Fixed asset purchases, excluding land, by the manufacturing sector in the first quarter fell 3.2 percent year-on-year to NT$467.8 billion (US$15.23 billion), the Ministry of Economic Affairs said in a report on Monday.
The slowdown came as manufacturers reduced spending in a reflection of weakening end-market demand, while semiconductor companies also reduced or suspended capital expenditure amid an industry downturn, the ministry said, adding that the drop was also because of a relatively high comparison base last year.
Fixed assets include machinery and other types of equipment, buildings and construction projects, as well as furniture, fixtures and vehicles.
Photo: Ritchie B. Tongo, EPA-EFE
The decline in purchases in the first quarter followed a 16 percent increase to NT$682.9 billion a quarter earlier, but hopefully continued green energy construction and the implementation of investment projects by firms returning to Taiwan would help boost investment momentum in the manufacturing sector, the ministry said.
However, as negative factors such as inflation, rate hikes, Russia’s war in Ukraine and the US-China technology spat persist, manufacturers would remain cautious regarding capital expenditure, it said.
The electronic components industry topped other industries in the January-to-March period with purchases of NT$317.9 billion of fixed assets, accounting for 68 percent of all purchases by local manufacturers, the ministry’s report showed.
However, the figure was 10.4 percent lower than a year earlier as demand for consumer electronics continued to be weak and investments by semiconductor companies slowed, the ministry said.
The chemical materials industry was second in terms of fixed-asset purchases.
It spent NT$25.8 billion, up 29.3 percent year-on-year, as some firms expanded production lines and replaced equipment, while others boosted capital expenditure on projects related to energy conservation, carbon reduction and a circular economy, the ministry said.

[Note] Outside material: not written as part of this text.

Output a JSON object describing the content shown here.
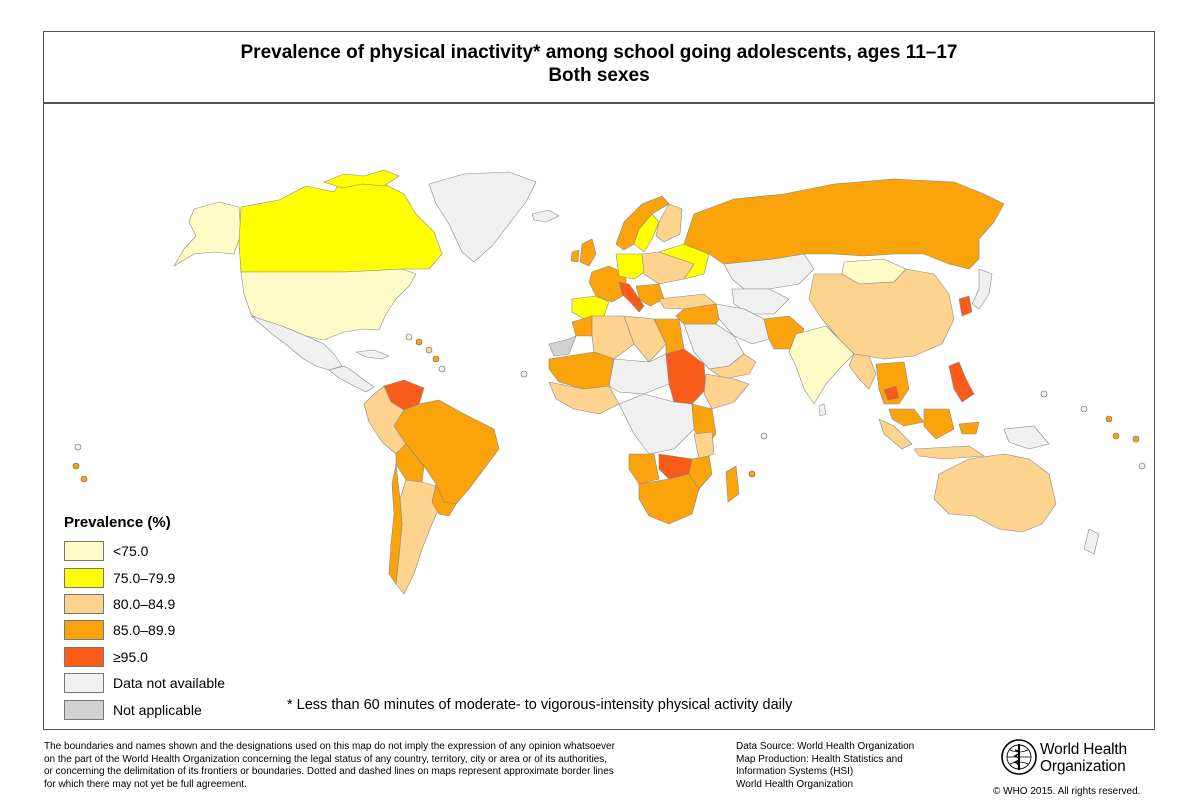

In third, the metal products industry posted fixed-asset purchases of NT$11.9 billion, down 4.9 percent year-on-year due to a higher comparison base last year, even though local suppliers to the wind power industry continued to invest to partially offset some reductions in fixed-asset purchases, the ministry said.
The computer and optoelectronics industry reported a 4.7 percent decrease in purchases to NT$11.5 billion due to weak market demand, it said.

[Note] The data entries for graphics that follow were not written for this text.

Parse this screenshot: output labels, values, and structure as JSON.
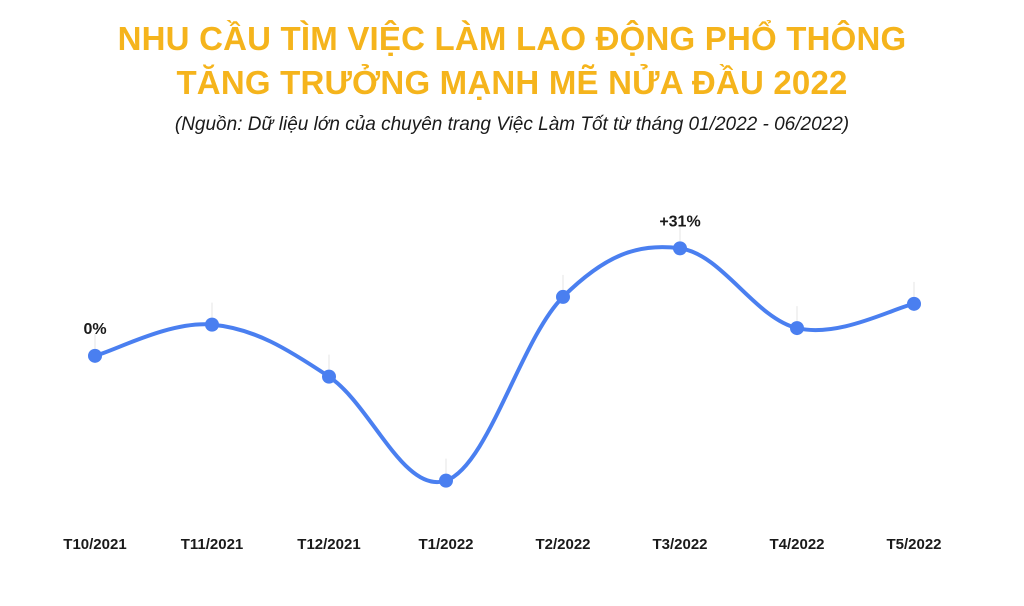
{
  "title_line1": "NHU CẦU TÌM VIỆC LÀM LAO ĐỘNG PHỔ THÔNG",
  "title_line2": "TĂNG TRƯỞNG MẠNH MẼ NỬA ĐẦU 2022",
  "subtitle": "(Nguồn: Dữ liệu lớn của chuyên trang Việc Làm Tốt từ tháng 01/2022 - 06/2022)",
  "colors": {
    "title": "#f5b41c",
    "line": "#4a7ff0",
    "text": "#1a1a1a"
  },
  "chart_data": {
    "type": "line",
    "categories": [
      "T10/2021",
      "T11/2021",
      "T12/2021",
      "T1/2022",
      "T2/2022",
      "T3/2022",
      "T4/2022",
      "T5/2022"
    ],
    "values": [
      0,
      9,
      -6,
      -36,
      17,
      31,
      8,
      15
    ],
    "ylim": [
      -40,
      35
    ],
    "annotations": [
      {
        "index": 0,
        "text": "0%"
      },
      {
        "index": 5,
        "text": "+31%"
      }
    ],
    "grid": false,
    "smooth": true
  }
}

However, the machinery equipment, oil and coal production, and base metal industries reported increased purchases of 16.1 percent to NT$9.3 billion, 30.1 percent to NT$11.4 billion and 24.6 percent to NT$11.5 billion respectively, as firms continued to expand and upgrade production facilities, it said.
Separately, total revenue brought in by the manufacturing sector, including overseas production, in the first quarter declined 11.1 percent annually to NT$4.37 trillion, as firms lowered their shipments amid a slowdown in global economic growth and due to continued supply chain inventory adjustments, the ministry said.